Mit Blick auf die EU-Außenbeziehungen müssten gleich mehrere Schwerpunkte gesetzt werden. Das Deutsch-Französische Engagement im Hinblick auf den Westbalkan soll fortgesetzt werden. Aus Sicht der Bundesregierung liegt der Fokus hier vor Allem auf der Türkei. So soll bis zum nächsten Treffen des Europäischen Rates eine ausführliche Bestandsaufnahme zum Land erfolgen. Auf eine feste Agenda zu den Beziehungen zwischen der EU und der Türkei konnte sich nicht geeinigt werden. Die Mitgliedsstaaten setzen in Bezug auf die Türkei sehr unterschiedliche Schwerpunkte und Akzente. Mit der spanischen Ratspräsidentschaft orientiert sich die EU in Zukunft verstärkt in Richtung Lateinamerika.

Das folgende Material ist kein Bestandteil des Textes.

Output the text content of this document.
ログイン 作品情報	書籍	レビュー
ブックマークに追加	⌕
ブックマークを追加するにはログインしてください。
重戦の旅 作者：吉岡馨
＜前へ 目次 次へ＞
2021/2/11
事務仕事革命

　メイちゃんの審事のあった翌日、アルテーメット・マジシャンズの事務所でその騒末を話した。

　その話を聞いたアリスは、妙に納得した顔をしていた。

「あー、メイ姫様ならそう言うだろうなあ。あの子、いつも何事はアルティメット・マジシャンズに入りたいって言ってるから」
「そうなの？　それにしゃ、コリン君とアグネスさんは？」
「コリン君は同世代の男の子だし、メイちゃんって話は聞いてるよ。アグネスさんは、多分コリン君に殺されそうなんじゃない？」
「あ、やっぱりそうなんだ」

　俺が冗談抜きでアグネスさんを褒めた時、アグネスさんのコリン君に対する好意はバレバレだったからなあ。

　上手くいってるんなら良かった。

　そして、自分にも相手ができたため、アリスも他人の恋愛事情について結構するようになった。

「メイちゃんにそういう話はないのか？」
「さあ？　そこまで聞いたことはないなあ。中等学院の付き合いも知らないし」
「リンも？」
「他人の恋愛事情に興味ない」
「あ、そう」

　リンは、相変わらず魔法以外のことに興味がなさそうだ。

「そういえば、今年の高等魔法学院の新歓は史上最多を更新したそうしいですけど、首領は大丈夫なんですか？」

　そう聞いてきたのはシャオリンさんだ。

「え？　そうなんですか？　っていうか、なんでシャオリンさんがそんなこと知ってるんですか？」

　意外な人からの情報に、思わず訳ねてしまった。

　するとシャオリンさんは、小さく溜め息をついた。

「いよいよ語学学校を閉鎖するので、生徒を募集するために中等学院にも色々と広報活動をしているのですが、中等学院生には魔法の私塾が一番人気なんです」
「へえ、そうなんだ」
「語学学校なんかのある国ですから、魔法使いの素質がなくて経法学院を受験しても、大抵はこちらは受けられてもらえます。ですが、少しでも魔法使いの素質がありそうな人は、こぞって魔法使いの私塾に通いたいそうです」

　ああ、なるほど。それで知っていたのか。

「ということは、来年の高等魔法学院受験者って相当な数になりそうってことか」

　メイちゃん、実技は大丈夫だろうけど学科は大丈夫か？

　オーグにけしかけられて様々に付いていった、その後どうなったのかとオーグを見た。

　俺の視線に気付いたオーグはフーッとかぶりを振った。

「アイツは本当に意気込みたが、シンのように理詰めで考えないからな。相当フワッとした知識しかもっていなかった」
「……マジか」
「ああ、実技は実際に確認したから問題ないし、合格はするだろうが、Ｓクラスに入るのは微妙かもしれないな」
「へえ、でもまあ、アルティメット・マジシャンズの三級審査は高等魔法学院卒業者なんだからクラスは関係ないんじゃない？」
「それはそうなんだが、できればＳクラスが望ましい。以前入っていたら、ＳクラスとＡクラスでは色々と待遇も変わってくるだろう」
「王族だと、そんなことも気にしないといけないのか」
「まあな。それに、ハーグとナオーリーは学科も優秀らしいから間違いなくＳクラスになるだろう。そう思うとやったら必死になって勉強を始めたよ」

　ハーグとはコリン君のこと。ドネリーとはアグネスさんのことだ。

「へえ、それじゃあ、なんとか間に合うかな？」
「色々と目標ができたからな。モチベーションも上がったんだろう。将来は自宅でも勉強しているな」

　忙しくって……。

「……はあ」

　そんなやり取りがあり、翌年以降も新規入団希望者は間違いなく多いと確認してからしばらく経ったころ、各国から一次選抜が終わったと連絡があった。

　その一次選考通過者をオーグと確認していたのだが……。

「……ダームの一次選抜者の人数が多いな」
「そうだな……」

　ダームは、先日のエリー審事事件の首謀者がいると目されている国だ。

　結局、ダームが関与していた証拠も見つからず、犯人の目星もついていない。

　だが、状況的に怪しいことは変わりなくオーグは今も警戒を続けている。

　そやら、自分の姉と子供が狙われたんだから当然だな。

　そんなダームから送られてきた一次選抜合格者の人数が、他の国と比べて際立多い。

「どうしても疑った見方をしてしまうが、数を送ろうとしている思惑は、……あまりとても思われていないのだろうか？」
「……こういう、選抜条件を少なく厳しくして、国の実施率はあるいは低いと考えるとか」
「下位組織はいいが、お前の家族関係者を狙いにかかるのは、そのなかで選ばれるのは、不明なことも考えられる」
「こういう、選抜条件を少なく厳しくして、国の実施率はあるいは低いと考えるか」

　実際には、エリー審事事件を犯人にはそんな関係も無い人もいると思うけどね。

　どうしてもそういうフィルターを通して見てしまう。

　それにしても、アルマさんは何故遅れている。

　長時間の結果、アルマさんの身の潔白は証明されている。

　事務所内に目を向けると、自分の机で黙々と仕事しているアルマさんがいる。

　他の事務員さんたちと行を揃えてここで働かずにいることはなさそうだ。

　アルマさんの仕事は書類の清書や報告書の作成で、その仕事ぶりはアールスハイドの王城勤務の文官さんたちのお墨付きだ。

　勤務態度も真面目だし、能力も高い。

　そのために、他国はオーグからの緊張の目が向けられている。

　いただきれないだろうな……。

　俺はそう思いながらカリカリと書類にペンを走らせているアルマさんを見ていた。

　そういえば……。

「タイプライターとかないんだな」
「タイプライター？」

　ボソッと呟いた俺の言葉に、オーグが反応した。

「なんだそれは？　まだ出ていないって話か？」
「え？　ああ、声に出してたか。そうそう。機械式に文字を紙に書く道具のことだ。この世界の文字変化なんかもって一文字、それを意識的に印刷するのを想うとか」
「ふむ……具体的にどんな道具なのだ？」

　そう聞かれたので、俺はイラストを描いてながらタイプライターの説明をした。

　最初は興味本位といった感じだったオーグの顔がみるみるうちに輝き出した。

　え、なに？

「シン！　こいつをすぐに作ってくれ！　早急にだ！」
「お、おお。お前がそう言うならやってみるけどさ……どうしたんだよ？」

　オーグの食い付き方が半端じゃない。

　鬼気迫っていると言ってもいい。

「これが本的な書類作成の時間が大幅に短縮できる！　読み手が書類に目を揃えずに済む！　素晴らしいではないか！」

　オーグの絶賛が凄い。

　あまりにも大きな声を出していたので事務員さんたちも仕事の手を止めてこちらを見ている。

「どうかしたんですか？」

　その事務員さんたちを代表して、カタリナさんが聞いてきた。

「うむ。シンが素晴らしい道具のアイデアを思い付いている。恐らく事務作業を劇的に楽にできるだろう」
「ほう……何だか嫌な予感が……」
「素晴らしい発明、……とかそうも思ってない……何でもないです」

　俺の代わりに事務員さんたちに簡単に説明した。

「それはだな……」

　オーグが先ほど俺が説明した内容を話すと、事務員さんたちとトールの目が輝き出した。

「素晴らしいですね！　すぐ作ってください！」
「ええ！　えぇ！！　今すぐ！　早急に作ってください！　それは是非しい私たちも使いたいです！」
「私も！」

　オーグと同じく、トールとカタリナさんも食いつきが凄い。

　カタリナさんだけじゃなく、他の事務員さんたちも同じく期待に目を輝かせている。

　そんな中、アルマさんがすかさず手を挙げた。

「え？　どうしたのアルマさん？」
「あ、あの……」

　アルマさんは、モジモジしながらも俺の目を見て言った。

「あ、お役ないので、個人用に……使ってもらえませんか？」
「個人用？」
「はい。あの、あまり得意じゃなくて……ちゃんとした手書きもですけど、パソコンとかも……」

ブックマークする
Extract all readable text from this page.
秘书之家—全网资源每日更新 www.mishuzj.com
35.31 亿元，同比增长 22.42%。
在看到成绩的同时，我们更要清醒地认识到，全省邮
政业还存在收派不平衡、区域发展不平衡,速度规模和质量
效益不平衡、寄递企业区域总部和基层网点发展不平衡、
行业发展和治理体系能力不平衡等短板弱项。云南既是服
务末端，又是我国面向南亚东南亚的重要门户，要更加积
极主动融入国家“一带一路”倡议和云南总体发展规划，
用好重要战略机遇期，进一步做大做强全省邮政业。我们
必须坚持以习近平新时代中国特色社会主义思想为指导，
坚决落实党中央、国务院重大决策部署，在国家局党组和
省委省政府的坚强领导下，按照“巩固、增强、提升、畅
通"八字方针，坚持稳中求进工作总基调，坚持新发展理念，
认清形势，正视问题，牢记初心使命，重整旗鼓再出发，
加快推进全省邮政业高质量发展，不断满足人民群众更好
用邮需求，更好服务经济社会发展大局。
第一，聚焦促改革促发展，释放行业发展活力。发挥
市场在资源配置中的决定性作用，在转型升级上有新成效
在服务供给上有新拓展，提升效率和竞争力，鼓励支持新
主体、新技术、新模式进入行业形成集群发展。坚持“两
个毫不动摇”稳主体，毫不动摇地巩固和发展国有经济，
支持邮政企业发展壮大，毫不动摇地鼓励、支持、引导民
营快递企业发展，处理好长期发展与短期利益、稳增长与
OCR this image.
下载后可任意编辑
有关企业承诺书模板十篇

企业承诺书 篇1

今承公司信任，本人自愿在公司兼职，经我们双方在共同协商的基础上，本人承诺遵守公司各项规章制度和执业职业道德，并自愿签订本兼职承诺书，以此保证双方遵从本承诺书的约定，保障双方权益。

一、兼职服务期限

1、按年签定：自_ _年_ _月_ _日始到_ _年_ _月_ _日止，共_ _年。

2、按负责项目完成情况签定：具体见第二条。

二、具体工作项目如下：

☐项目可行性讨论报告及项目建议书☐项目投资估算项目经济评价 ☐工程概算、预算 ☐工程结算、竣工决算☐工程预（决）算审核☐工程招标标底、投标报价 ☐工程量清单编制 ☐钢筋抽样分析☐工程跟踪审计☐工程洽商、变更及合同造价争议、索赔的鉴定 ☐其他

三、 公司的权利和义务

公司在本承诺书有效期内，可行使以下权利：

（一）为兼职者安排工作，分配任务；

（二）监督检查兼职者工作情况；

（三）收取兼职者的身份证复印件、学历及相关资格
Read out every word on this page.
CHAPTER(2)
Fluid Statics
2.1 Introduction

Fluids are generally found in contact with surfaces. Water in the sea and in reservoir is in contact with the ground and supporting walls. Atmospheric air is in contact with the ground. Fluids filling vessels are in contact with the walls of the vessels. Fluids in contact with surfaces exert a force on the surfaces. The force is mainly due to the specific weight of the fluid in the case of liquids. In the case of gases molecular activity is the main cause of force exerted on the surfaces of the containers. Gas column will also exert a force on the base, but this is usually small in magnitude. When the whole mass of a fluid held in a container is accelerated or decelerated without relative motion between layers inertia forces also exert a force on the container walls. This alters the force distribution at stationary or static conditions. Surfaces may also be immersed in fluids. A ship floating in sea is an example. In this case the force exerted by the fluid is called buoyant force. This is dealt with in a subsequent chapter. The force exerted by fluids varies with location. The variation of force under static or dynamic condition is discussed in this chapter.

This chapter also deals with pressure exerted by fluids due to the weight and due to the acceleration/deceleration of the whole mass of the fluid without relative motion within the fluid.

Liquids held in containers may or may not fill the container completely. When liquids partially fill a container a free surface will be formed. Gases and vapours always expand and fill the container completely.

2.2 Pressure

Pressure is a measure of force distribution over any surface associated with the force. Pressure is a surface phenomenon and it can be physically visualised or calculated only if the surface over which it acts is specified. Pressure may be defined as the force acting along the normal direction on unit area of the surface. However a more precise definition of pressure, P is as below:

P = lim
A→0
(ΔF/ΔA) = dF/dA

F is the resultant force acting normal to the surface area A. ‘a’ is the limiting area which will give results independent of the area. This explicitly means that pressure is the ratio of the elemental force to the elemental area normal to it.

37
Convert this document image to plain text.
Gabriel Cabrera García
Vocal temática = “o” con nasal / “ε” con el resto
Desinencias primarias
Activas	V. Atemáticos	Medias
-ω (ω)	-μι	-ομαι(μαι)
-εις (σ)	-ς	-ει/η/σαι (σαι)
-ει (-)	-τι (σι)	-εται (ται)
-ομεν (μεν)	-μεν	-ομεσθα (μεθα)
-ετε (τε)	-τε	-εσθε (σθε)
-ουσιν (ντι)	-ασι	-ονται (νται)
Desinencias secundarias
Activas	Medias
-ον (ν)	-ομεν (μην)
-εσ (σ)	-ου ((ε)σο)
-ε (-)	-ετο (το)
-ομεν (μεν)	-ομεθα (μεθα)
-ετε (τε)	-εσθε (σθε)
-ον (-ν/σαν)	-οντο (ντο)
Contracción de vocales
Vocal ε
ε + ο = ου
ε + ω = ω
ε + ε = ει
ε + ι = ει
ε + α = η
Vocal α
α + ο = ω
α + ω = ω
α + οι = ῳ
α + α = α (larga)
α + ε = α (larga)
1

China stellte, anders als die Türkei, ein weniger konfliktträchtiges Thema dar. Der Europäische Rat ist sich einig, die Volksrepublik muss als Partner, Konkurrent und systemischer Rivale betrachtet werden. Dennoch fanden intensive Diskussion zu De-coupling und De-risking Einlass in der Tagesordnung.
Zur Debatte steht ein EU-China-Gipfel Ende des Jahres, bei dem die Präsidentin der Europäischen Kommission und der Präsident des Europäischen Rates teilnehmen sollen.
Während sich die Legislaturperiode dem Ende zuneigt, stehen noch zahlreiche Gesetzesvorhaben aus, die vor der Parlamentswahl im nächsten Jahr dringend abgeschlossen werden müssten. Einen wichtigen Aspekt stellten Gespräche über kritische Rohstoffe, künstliche Intelligenz und das Pharmapaket dar. Die Vollendung des einheitlichen Patentrechts erlaubt nun dem Patentgericht tätig zu werden. Zudem veranlasste das 30 Jährige Jubiläum des Binnenmarktes den Rat zum Erstellen eines Berichts über die Zukunft des Binnenmarktes, in dem die Weichen für kommende Entwicklungen gestellt werden.
Auch das Thema Migration wurde aufgegriffen. Charles Michel, Präsident des Europäischen Rates, betonte, dass er eine Erklärung im eigenen Namen zur Thematik abgeben möchte. Mit Blick auf die Trilogverhandlungen zum Asylpaket wurde das gegenwärtige System als dysfunktional betitelt. Die Bundesregierung ist entschlossen, keine Rückschritte in Bezug auf nationale Beschlüsse im Bereich Justiz und Innenpolitik hinzunehmen. Der Mehrheitsbeschluss sei gerechtfertigt, auch aufgrund einer langen Kette von vorherigen Kompromissen.
Deutschland steht mit seiner liberalen Position zur Migration weitgehend allein im europäischen Raum, obwohl es gelegentlich Unterstützung von Luxemburg und manchmal Portugal erhält. Die Bundesregierung setzt darauf, die Asylreform GEAS noch in dieser Legislaturperiode abzuschließen.
Im Anschluss an das EBD De-Briefing nutzten die Teilnehmenden die Gelegenheit, weitere Themen aus den Schlussfolgerungen des Europäischen Rates zu diskutieren.